Jeremy Corbyn has said that it is not “inevitable” that he would quit as leader if Labour lost the next election.
In an interview with HuffPost UK, the Labour leader said that it was in the end up to party members to decide who led them.
He also rejected Owen Smith’s criticism that the party was doing badly in the opinion polls, pointing to local council by-elections where Labour had taken seats from UKIP.
Corbyn added that Smith had added to the disunity by quitting his role in the Shadow Cabinet.
John McDonnell told Andrew Marr recently that it was ‘inevitable’ that he and Corbyn would step down following a general election defeat.
But when asked whether he agreed with McDonnell or felt that he should be given another chance - as Neil Kinnock was after the 1987 defeat - Corbyn replied: “Look, nothing is inevitable.
“And let’s not start predicting the results of the next general election, which may be four years away. I’m campaigning for the leadership of the party at the moment, again.
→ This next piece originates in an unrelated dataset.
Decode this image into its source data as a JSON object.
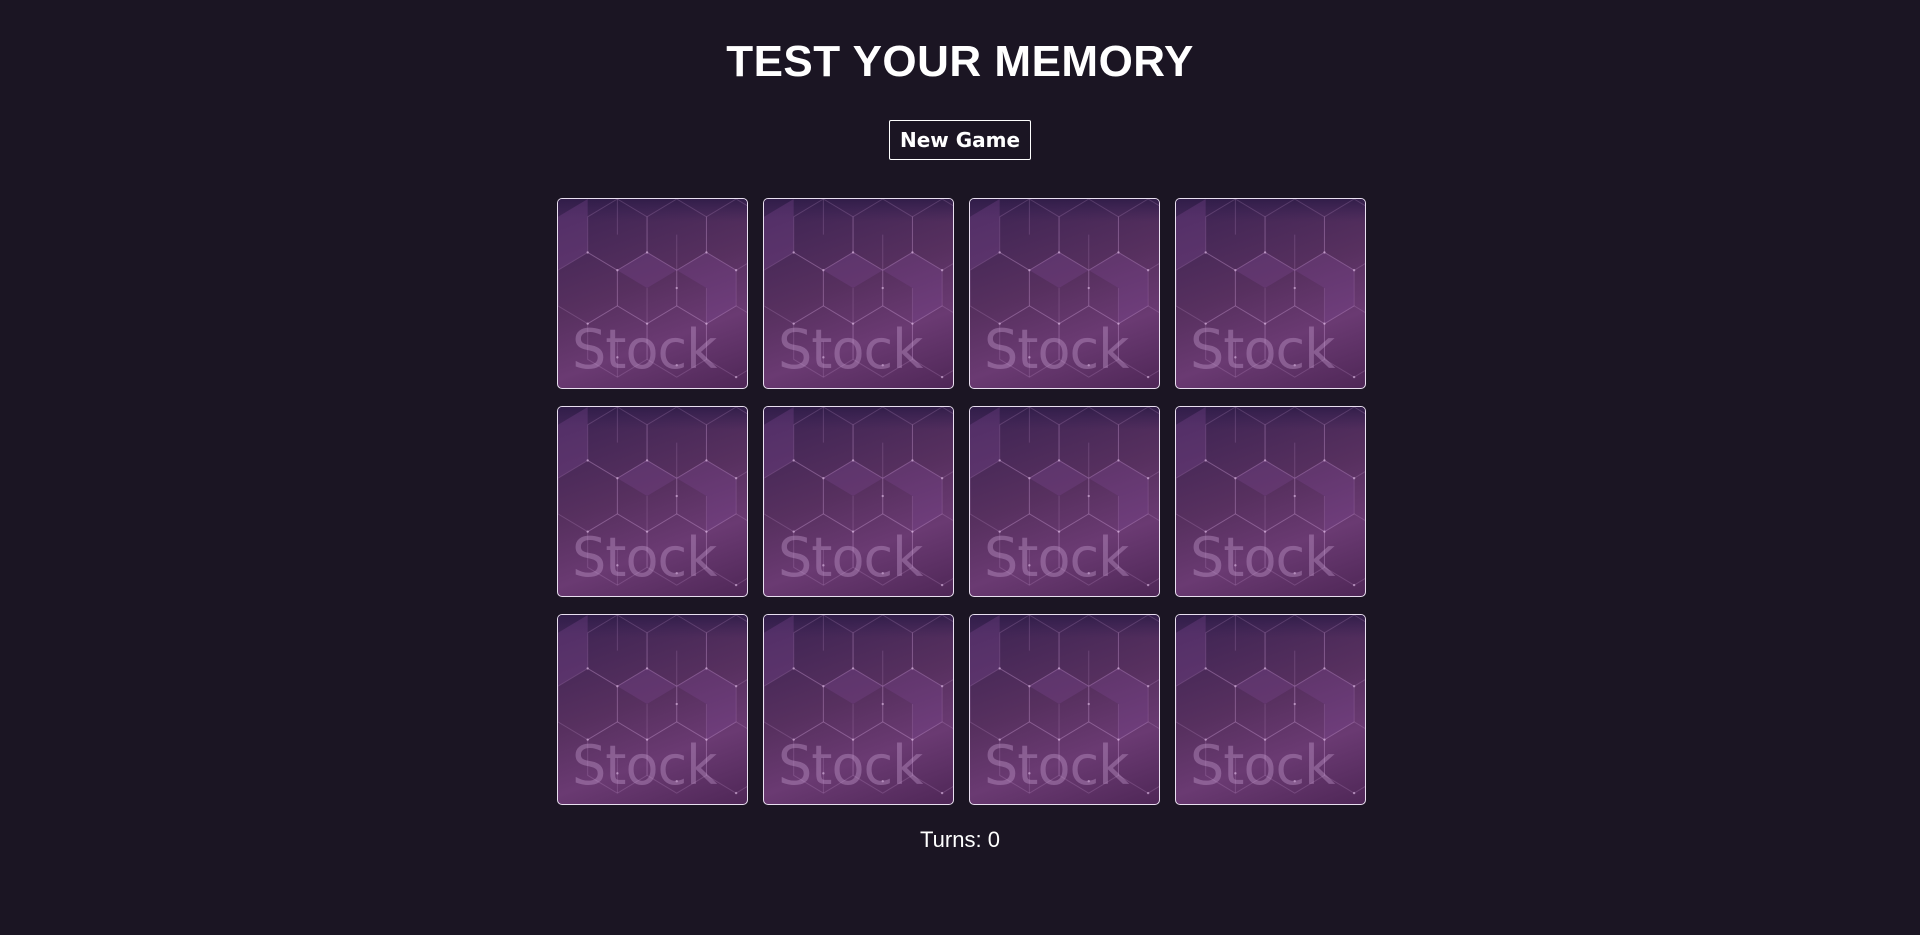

“I’m very happy to be doing that. I’ve travelling the whole of the UK but we are also doing it in a slightly different way to last year. We are visiting a lot of places we didn’t go to last year because there wasn’t time, it was a shorter campaign.
“We are also using it to campaign more openly and more publicly on how we bring back in communities that have been left behind by the Tories. And the crowds are even bigger than last year.”
Some Corbyn supporters believe that even if the party suffers an election defeat, party members will blame MPs for the disunity that deters voters, as well as the media.
Asked if he was prepared to step down if the polls didn’t move and Labour continued to lose seats in council elections, Corbyn told HuffPost: “The party members control what happens. They will decide, one way or another.
“You talked about polls, that’s fair enough. Yesterday there were a number of [council] by-elections. Labour gained in Newcastle-under-Lyme with a 19% swing to Labour, we lost one in Nottinghamshire narrowly to UKIP, gained the other from UKIP, big swing to Labour in a by-election in Brighton yesterday, on a pretty substantial turnout for a local election.
“The results that we have actually achieved, the actual votes that have been cast, are far better than anything the opinion polls say.”
Corbyn, who clashed with Smith over opinion polls at their hustings last week, suggested that his rival bore some responsibility for the party being viewed by voters as divided.
“I had a series of resignations after the European referendum and eventually Owen Smith joined in those resignations and then claimed the party was divided. Well, cause-effect, QED?”